FFG: Stellungnahme zum Biomasse-Kraftwerk Güssing

Gutachten nach geltenden Richtlinien erstellt

Wien (OTS) - Die Entscheidungen der Österreichischen Forschungsförderungsgesellschaft FFG über die Zuerkennung von Förderungen oder die Empfehlungen im Rahmen von Gutachten für die Forschungsprämie fallen ausschließlich auf rein sachlicher Ebene und auf Grundlage der einschlägigen Gesetze und Richtlinien. "Wir als FFG sind stolz darauf, als unabhängige Expertenorganisation österreichische Unternehmen und Forschungsinstitute unterstützen zu können", so die Geschäftsführer der FFG, Henrietta Egerth und Klaus Pseiner. "Das betrifft sowohl unsere Förderungen wie auch die Erstellung von Gutachten für die Forschungsprämie."

"Es gehört allerdings auch zum Wesen der Forschung, dass trotz Förderung nicht jedes Projekt nachhaltig erfolgreich sein kann", so die FFG-Geschäftsführung. "Es gibt hervorragende technologische Entwicklungen, die sich aber am Markt nicht durchsetzen können. Die Aufgabe der direkten Forschungsförderung und der Forschungsprämie kann es nicht sein, mangelnde Umsätze von Unternehmen zu kompensieren, sondern sie stellen höchst erfolgreiche Instrumente einer proaktiven Forschungspolitik dar."

Klare Richtlinien für Forschungsprämie

Für die Erstellung von Gutachten gibt es klare rechtliche Rahmenbedingungen. Dazu zählt das EU-Beihilfenrecht ebenso wie nationale Richtlinien. "Darüber hinaus werden wir von unseren Eigentümern und dem Rechnungshof geprüft und regelmäßig durch unabhängige Experten evaluiert. Diese Evaluierungen bestätigen die ausgezeichnete Abwicklung durch die FFG", so die FFG-Geschäftsführer. Die Erstellung von Gutachten für die Forschungsprämie durch die FFG erfolgt nach einem standardisierten Ablauf und unabhängigen Experten. Die seit 1. Jänner dieses Jahres geltende Regelung sieht vor, dass die FFG im Prozess der Beantragung einer Forschungsprämie durch ein Unternehmen als Gutachter verpflichtend eingebunden wird. Die FFG hat dabei ausschließlich die inhaltlichen Voraussetzungen zu prüfen, ob das Unternehmen Forschung im Sinne des Gesetzes durchführt oder nicht. Die inhaltliche Basis dafür liefert das so genannte Frascati-Manual der OECD. Die Entscheidung über eine Zuerkennung einer Forschungsprämie liegt in der Kompetenz der Finanzämter, auf Basis eines FFG-Gutachtens.

Unternehmen können ein Gutachten für die Forschungsprämie über FinanzOnline beantragen. Die Begutachtung findet ausschließlich innerhalb der FFG statt, das fertig erstellte Gutachten wird dem Steuerpflichtigen und dem Finanzamt über FinanzOnline zur Verfügung gestellt. Während der Begutachtung ist das Finanzamt nicht involviert. Das Antragsverfahren wurde von der FFG und dem Finanzministerium gemeinsam mit Vertretern von Wirtschaftskammer, Industriellenvereinigung und der Kammer der Wirtschaftstreuhänder entwickelt.
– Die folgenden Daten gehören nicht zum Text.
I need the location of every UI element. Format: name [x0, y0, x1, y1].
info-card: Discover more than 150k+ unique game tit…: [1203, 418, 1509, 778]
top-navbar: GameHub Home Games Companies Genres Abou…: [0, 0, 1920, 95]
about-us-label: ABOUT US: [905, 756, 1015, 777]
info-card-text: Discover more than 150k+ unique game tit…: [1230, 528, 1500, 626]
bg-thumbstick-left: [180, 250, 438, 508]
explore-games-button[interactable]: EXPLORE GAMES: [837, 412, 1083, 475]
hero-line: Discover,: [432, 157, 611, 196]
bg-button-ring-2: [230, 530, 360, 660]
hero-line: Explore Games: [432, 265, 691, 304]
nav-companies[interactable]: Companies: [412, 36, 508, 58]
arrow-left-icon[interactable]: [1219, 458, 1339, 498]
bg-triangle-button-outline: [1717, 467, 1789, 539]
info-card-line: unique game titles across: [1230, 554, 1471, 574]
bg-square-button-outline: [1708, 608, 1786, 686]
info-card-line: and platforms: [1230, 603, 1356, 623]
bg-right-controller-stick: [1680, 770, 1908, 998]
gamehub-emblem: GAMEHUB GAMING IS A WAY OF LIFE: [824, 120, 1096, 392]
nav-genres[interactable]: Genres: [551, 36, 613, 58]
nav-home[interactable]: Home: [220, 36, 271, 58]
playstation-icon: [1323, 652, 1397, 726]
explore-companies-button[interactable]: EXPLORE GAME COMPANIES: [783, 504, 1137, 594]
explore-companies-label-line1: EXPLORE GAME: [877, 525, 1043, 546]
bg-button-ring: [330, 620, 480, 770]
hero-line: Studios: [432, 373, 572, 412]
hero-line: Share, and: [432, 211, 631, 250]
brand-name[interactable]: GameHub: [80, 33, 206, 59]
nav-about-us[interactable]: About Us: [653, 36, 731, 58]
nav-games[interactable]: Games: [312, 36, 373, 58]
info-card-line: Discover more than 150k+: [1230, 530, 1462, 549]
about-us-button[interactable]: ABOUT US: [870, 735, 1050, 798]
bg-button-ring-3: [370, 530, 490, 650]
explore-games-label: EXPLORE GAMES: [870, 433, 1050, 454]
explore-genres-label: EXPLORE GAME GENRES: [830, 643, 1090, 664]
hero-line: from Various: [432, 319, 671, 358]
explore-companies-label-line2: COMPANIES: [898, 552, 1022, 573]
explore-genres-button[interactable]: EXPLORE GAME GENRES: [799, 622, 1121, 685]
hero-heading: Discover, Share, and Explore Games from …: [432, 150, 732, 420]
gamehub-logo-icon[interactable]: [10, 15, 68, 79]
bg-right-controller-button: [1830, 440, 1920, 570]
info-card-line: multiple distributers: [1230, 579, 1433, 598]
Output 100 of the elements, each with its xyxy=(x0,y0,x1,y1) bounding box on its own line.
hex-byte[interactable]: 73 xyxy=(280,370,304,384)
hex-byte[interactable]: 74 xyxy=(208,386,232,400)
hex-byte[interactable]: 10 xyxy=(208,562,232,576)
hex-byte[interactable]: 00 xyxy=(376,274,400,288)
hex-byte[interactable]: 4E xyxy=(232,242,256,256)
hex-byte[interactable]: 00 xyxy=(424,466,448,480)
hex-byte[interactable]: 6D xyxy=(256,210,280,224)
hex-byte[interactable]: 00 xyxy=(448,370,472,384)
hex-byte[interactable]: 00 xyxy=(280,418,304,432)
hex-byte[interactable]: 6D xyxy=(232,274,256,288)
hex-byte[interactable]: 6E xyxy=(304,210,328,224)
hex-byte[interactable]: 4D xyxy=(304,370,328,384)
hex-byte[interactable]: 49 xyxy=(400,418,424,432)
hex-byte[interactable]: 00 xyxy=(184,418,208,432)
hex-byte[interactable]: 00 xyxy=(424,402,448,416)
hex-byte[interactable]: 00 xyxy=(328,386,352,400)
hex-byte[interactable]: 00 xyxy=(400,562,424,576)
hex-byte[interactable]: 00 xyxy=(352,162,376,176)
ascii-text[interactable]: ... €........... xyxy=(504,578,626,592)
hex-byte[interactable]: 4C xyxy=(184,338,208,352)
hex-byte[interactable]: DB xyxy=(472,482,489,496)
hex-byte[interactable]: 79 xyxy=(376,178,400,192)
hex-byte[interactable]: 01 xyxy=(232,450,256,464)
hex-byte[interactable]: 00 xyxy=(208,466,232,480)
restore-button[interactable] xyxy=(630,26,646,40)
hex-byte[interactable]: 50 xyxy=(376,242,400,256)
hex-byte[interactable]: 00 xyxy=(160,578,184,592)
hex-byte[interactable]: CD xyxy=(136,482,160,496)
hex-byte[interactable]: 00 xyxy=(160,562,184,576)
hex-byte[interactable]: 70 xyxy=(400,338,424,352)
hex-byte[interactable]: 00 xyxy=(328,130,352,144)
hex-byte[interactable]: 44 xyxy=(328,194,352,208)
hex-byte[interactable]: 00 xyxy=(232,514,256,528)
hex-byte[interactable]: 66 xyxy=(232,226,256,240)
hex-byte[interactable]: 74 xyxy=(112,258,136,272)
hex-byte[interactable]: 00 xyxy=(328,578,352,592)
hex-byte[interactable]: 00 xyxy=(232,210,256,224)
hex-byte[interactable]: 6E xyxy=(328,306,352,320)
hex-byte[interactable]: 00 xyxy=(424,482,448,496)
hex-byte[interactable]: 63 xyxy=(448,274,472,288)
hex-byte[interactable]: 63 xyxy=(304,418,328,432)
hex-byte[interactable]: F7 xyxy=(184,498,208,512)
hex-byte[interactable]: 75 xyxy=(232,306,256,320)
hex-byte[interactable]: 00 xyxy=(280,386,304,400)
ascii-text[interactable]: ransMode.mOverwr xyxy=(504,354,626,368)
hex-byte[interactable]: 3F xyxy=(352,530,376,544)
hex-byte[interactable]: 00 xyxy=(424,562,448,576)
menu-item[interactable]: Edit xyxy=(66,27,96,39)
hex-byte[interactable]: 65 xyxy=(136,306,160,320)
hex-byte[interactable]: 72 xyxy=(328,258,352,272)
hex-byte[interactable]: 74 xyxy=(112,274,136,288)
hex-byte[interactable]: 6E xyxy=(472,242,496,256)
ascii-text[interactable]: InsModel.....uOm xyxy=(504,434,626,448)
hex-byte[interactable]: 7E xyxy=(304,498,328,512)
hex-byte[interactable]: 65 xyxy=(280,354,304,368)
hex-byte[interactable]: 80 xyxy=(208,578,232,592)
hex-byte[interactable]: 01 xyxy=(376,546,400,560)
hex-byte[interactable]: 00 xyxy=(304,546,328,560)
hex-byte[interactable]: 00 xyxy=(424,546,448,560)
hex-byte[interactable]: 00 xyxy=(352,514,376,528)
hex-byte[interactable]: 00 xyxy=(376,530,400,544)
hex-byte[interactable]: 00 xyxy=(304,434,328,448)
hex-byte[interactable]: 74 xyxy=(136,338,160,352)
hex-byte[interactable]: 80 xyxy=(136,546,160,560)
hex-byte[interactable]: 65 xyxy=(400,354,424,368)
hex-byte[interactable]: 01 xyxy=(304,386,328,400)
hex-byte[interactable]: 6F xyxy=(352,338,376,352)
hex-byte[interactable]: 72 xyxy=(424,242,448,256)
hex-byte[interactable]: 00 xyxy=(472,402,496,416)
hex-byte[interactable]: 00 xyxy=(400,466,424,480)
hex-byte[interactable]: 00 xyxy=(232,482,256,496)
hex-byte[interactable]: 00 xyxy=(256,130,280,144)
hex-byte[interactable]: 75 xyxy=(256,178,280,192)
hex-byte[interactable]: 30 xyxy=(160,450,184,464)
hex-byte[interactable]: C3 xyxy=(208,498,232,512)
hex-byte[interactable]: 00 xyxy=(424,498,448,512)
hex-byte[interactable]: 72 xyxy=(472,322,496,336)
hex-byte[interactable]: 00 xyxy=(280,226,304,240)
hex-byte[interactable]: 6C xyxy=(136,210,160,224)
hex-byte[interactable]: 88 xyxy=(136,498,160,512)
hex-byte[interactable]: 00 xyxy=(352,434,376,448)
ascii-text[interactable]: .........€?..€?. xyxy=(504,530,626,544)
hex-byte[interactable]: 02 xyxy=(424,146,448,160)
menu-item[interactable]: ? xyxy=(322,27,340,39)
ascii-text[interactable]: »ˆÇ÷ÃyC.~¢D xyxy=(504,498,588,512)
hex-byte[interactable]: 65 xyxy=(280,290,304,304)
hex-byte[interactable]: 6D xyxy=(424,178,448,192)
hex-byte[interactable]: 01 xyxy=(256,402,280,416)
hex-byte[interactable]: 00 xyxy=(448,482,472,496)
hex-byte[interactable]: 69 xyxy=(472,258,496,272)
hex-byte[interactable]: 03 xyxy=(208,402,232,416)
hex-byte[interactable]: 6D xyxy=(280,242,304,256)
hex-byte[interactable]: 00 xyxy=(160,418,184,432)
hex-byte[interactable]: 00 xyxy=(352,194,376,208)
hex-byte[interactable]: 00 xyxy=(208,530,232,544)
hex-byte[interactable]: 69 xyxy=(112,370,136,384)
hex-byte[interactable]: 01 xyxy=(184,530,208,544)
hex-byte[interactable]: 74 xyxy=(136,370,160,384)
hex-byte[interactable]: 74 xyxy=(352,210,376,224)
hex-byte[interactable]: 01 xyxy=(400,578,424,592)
Die bisherigen Erfahrungen in der Erstellung von Gutachten für die Forschungsprämie sind sehr gut. "Die FFG erstellt die Gutachten sehr rasch und die Unternehmen vertrauen auf die Kompetenz der FFG. Der Ablauf erfolgt zur Gänze elektronisch, für Unklarheiten haben wir eine Hotline eingerichtet", so die FFG-Geschäftsführung. Bisher wurden rund 700 Gutachten angefordert, davon wurden 600 abgeschlossen. 86 Prozent der Gutachten wurden für Kleine und Mittlere Unternehmen erstellt.

Biomasse-Kraftwerk Güssing betreibt keine Forschung im Sinne des Gesetzes

Die FFG hat das Biomasse-Kraftwerk beim Start der Anlage im Jahr 2000 als Pilotanlage gefördert. Bereits vor zehn Jahren allerdings wurde die Anlage nach Angaben des Herstellers in einen kommerziellen Betrieb übergeführt.

Die FFG wurde vom Finanzamt mit der Erstellung eines Gutachtens betraut. "Bei diesem Gutachten haben wir uns exakt an die geltenden Richtlinien gehalten", so die FFG-Geschäftsführung.